Ulrich Tan (Etalab) "Albert, l'IA de la fonction publique, devrait être opérationnel début 2024"

Ulrich TAN est chef du pôle Datalab du département Etalab de la direction interministérielle du numérique (Dinum) et rapporteur au comité sur l'intelligence artificielle générative. Cette direction développe actuellement une solution d'IA nommée Albert destinée à la fonction publique.

JDN. Quels seront les cas d'usage d'Albert, la future IA de la fonction publique ?

Ulrich TAN est chef du pôle Datalab du département Etalab de la direction interministérielle du numérique © DINUM

Ulrich Tan. Nous souhaitons déjà développer notre propre expertise sur le sujet. Cette solution s'adressera ensuite uniquement aux agents de la fonction publique et non aux particuliers car il ne serait pas acceptable qu'un machine qui prétend venir de l'administration commette une erreur. Or nous savons pertinemment que les machines commettent encore des erreurs. Ne serait-ce que pour cela, sans même parler de la qualité du contact humain, elles ne peuvent pas remplacer les agents publics. L'intelligence artificielle permettra en revanche à l'agent de gagner du temps. Ainsi, il pourra consacrer plus de temps aux usagers qui nécessitent un accompagnement plus approfondi sur des sujets complexes.

Quand le modèle sera-t-il opérationnel ?

Les premières lignes de code ont été écrites le 5 juin dernier. Nous sommes une équipe de 8 personnes qui travaillons sur ce projet. Notre objectif est d'être opérationnel début 2024. D'ici là, de nombreux tests seront effectués : tests de déploiement, phases expérimentales, etc. Nous réalisons d'ailleurs déjà des tests de pré-déploiement, des tests de charge et tout ce que les ingénieurs sont censés mettre en place pour s'assurer du bon fonctionnement. L'idée est donc d'être prêt pour un déploiement effectif en 2024, après une phase de tests approfondis.

Quel est le modèle à l'œuvre derrière cette technologie ?

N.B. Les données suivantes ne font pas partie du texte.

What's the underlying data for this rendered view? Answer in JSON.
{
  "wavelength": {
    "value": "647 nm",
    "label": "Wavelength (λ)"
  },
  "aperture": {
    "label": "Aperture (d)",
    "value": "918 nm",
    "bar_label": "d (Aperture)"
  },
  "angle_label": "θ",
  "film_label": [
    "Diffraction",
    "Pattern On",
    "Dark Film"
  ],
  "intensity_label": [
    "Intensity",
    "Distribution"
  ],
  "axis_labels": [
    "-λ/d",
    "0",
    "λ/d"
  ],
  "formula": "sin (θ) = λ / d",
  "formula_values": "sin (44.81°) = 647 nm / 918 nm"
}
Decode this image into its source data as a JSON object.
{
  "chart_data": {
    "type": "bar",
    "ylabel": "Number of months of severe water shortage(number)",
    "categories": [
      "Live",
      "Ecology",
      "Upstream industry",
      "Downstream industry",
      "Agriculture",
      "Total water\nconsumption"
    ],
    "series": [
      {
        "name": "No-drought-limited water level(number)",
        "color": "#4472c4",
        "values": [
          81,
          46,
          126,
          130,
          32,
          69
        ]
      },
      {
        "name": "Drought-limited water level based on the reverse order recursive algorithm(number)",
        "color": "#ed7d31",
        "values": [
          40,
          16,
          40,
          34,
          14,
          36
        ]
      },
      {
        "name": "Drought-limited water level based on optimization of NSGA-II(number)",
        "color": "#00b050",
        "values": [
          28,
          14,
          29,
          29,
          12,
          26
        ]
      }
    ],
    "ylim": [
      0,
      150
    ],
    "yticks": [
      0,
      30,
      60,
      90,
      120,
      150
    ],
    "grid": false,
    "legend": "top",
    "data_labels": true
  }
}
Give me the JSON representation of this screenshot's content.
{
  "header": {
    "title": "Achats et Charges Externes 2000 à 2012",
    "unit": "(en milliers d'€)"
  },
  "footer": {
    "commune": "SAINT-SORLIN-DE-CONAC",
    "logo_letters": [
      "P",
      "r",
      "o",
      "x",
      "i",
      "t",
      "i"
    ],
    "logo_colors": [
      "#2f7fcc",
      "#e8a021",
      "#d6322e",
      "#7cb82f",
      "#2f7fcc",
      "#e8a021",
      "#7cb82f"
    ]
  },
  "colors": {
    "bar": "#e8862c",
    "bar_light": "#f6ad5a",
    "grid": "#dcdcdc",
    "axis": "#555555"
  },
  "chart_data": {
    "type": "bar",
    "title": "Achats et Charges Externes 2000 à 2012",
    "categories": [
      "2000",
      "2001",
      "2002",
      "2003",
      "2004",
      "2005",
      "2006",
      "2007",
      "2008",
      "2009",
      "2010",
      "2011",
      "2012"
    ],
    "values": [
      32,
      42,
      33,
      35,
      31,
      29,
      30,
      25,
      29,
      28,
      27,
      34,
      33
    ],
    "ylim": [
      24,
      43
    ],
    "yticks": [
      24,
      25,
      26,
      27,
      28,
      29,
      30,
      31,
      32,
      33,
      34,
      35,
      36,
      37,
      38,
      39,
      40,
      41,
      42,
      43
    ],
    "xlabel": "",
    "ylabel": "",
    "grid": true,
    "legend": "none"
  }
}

Nous avons testé de nombreux modèles d'intelligence artificielle libres tels que Falcon, X-Gen, Lama, Lama 2 et même le dernier modèle Mistral. Le modèle fondation que nous utilisons actuellement, et qui est intégré ici, est basé sur Llama2. Il faut trouver le bon équilibre. Il est possible de chercher à améliorer les performances, mais cela implique d'utiliser des modèles très lourds. Il faut également prendre en compte les questions liées au déploiement de tels modèles. En effet, plus le modèle est performant, plus il sera complexe et difficile à déployer à grande échelle.

Nous avons choisi Llama2 car il offrait le meilleur équilibre et des résultats satisfaisants voire similaires à ChatGPT. C'est le modèle qui répondait le mieux à nos besoins. Si un autre modèle plus performant voit le jour, nous sommes prêts à le tester et éventuellement l'adopter. Nous testons régulièrement les nouveaux modèles d'intelligence artificielle. On peut facilement débrancher un modèle, le remplacer et relancer le système. Mais pour l'usage que nous voulons en faire, à savoir aider l'agent, il ne s'agit pas de fournir une réponse parfaite. Aider l'agent signifie déjà de faciliter une grande partie de son travail. Ainsi, du moment que les réponses sont suffisamment satisfaisantes, sans nécessairement être parfaites, cela nous convient. L'objectif est d'apporter une aide significative à l'agent.

Comment avez-vous fine-tuné le modèle ?

Pour l'entraînement de notre modèle, nous avons utilisé un jeu de données composé de 40 000 questions-réponses issues de Service Public +. Nous y avons ajouté 40 000 questions créées de manière ad hoc à partir des fiches du site service-public.fr. Nous disposons donc de l'infrastructure nécessaire pour réaliser ce réentraînement spécifique (fine-tuning, ndlr). Le but est que le modèle puisse répondre avec un langage administratif, ou du moins similaire à celui d'un agent. Nous effectuons du fine tuning ainsi que de la génération augmentée de récupération (RAG) pour adapter les modèles à nos besoins. Toutefois, afin d'éviter au maximum les réponses fantaisistes, le modèle se base sur des documents officiels de service public. L'objectif n'est pas d'éradiquer totalement les hallucinations, mais de les réduire le plus possible. En effet, l'agent doit pouvoir avoir un minimum de confiance dans les réponses fournies par le modèle d'intelligence artificielle. Cela permettra à plus long terme aux agents publics de bénéficier d'un outil d'IA pour les accompagner dans leur réponse aux citoyens, les soulager de certaines tâches, et apporter un meilleur service encore.